Templates provide a different kind of reuse than that provided by inheritance with dynamic dispatch. Templates are also extensively used for the C++ Standard Template Library which implements a large number of data structures and also algorithms.

The algorithms in STL are implemented as template functions - typically non-member functions.

The data structures in STL are implemented as template classes.

Example template class[14] [top]

template <class T, class S>
class pair {
public:
  T first;
  S second;
  pair(T x, S y) : first(x), second(y) {}
};

pair<int, string> p1(5, "Hello");
pair<string, bool> p2("fred", false);

Precursor to template functions: pointers and arrays[15] [top]
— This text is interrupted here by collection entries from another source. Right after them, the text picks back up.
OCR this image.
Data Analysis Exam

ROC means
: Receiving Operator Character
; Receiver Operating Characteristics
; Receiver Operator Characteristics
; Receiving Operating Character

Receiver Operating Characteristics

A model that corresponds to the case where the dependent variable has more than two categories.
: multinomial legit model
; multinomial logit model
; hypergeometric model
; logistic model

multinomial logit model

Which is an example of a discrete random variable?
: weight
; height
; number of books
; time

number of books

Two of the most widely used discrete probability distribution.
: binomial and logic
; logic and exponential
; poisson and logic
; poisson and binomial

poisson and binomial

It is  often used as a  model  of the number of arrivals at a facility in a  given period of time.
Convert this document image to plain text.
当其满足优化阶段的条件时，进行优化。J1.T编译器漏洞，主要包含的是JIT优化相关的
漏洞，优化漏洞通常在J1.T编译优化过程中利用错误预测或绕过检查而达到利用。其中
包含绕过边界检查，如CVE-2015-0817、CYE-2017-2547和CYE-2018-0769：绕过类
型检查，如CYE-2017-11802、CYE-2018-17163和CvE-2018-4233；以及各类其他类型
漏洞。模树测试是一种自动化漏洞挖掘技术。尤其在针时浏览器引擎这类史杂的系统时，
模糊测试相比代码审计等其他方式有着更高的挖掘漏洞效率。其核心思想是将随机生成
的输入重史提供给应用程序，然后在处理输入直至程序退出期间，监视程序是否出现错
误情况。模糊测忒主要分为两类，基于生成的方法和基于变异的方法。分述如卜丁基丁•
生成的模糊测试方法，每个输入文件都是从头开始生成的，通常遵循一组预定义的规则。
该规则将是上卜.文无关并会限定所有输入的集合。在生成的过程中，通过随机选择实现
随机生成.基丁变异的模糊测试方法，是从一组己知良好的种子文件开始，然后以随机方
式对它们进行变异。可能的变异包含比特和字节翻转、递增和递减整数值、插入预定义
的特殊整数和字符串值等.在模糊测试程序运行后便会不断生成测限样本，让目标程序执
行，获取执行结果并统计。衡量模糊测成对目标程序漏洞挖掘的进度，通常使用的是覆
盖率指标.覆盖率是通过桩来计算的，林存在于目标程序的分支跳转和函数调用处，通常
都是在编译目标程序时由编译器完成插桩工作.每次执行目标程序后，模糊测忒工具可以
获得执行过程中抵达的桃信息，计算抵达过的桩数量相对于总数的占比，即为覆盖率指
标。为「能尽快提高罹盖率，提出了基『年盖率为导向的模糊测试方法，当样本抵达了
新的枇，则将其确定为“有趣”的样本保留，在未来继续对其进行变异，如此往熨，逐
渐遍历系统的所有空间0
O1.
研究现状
bool find(int *start, int* limit, int x)
{
  for(int * p = start; p != limit; p++) {
     if ( *p == x ) {
	return true;
     }
  }
  return false;
}

int main()
{
  int a[] = {1,2,3,5,8,13,21,34};
  int *limita;
  limita = a + sizeof(a)/sizeof(int);
  int x;

  cin >> x;
  if ( find(a, limita, x) ) {
	cout << x << " found!" << endl;
  } else {
	cout << x << " not found!" << endl;
  }
}

Iterators[16] [top]

In C++ iterators are modeled after pointers into arrays. That is, pointers to arrays satisfy the properties of iterators and iterators generalize these properties to other data structures such as lists, dictionaries, etc.

    vector<string> v; // empty vector of strings
    vector<bool> w(10, false); // vector with 10 elements with 
                                     // each element set to false
    int a[] = {1,2,3,5,8,13,21,34};  // int array with 8 elements
    vector z(a, a + 8);              // vector initialized with 
                                     // the 8 elements from a.
    vector::iterator startz = z.begin();
    vector::iterator limitz = z.end();
    vector::iterator i;
   
    bool found = false;
    int x;
    cin >> x;
    for(i = startz; i != limitz; ++i) {
      if ( *i == x ) {
         found = true;
         break;
      }
    }

A template version of the find function[17] [top]

template <class Iterator, class T>
bool find(Iterator start, Iterator limit, const T& x)
{
  for(Iterator p = start; p != limit; p++) {
     if ( *p == x ) {
         return true;
     }
  }
  return false;
}

int main()
{
    int a[] = {1,2,3,5,8,13,21,34};  // int array with 8 elements
    vector z(a, a + 8);              // vector initialized with 
                                     // the 8 elements from a.
    vector::iterator startz = z.begin();
    vector::iterator limitz = z.end();

    bool ba, bz;

    ba = find(a, a + 8, 21);     // ba will be set to true
    bz = find(start, limitz, 21) // bz will also be set to true

The STL vector class[18] [top]

The STL vector class is a template class.

It has a size() method (how much used storage) and capacity() (how much available storage). The push_back method checks and doubles the size if size is equal to capacity. So vectors grow automatically.

We will follow a systematic study of vector next time (chapter 5).

Sort Algorithm[19] [top]

STL also has many template functions which implement traditional and useful algorithms. These template functions are reusable since the type of the elements they can be applied to is parametrized and can be specified simply by passing a given type to the function.

For example, STL has a sort function:

#include <algorithm>
#include <vector>
using namespace std;

int main()
{
  vector<string> v; 
  // Store values in v
  ...
  // Now sort strings in v in usual order

  sort(v.begin(), v.end());
  ...
}

The same sort statement works with no change if v is a vector of some other type such as int.